In some instances, a preoperative image is displayed on the display screen.
In some instances, a real-time image is displayed on the display screen.
In some instances, the display screen is at least partly transparent allowing the user to view a preoperative or other image on the display, typically showing bone or other internal anatomical structure, while maintaining a line-of-sight view of the surgical site through the display screen.
In some instances, the robotic controller controls (usually automatically without direct user input) at least the first surgical robotic arm to align the display screen along a line-of-sight from the user's eyes to the surgical site on the patient's anatomy. For example, the controller may control a camera or other sensor to scan the user to determine a position of the user's eyes. In some cases, the controller could use the imaging device carried by the first surgical robotic arm to scan the user's eyes.
In some instances, the imaging sensor may comprise a surgical microscope and the robotic controller may deliver an image from the microscope to the display screen and automatically or otherwise position the display screen in line-of-sight with the patient anatomy being viewed by the surgical microscope.
In still further aspects, the technologies disclosed herein provide to robotically controlled and coordinated surgical navigation systems that may include virtual and/or augmented reality capabilities. In particular, the disclosed technology relates to navigation systems wherein multiple robotic elements, such as robotic arms, end effectors, surgical instruments, cameras, imaging devices, tracking devices, virtual and/or augmented reality screens or other devices useful for robotic surgery are incorporated and wherein the placement and movement of the robotic elements are controlled and coordinated by a single control unit, and wherein all of the robotic elements are based on a single mobile rigid chassis and, thus, are robotically coordinated at a single origin point. Specifically, multiple robotic elements may be attached to, and controlled by, a single control unit and may be used in a coordinated fashion to deploy and/or relate to trackers, cameras, virtual and/or augmented reality screens and surgical instruments as part of a robotic surgery procedure.
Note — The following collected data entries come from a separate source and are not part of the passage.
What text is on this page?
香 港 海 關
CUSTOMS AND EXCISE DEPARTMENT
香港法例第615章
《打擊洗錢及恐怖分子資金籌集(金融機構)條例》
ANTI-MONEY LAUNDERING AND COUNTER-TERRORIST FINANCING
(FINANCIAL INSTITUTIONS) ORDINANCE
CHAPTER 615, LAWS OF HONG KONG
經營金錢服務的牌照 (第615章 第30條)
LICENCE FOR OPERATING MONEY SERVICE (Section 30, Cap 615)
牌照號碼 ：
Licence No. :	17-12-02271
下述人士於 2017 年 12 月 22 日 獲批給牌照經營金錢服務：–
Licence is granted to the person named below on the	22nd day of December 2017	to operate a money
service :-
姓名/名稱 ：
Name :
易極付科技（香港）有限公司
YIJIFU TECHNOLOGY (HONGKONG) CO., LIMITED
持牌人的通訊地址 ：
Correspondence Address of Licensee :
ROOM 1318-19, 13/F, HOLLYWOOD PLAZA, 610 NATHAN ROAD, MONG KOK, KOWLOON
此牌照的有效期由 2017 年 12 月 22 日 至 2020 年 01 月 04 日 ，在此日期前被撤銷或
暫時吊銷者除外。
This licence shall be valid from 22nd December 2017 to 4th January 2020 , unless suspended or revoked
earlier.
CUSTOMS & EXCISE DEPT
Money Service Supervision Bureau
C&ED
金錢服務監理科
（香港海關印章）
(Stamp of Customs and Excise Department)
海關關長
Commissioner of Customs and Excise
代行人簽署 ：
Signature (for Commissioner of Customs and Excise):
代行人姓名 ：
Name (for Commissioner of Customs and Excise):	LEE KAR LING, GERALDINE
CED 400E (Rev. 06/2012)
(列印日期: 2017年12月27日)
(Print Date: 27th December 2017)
More particularly, in the context of robotic spinal surgery, multiple robotic elements may be attached to, and controlled by, a single control unit and may be used in a centrally coordinated fashion to deploy trackers, hold one or more cameras and/or virtual/virtual and/or augmented reality screens, and carry out a surgical procedure, with the relative movements of each robotic element being coordinated by the central control unit. The virtual and/or augmented reality elements provided herein are active from the perspective of the user's view.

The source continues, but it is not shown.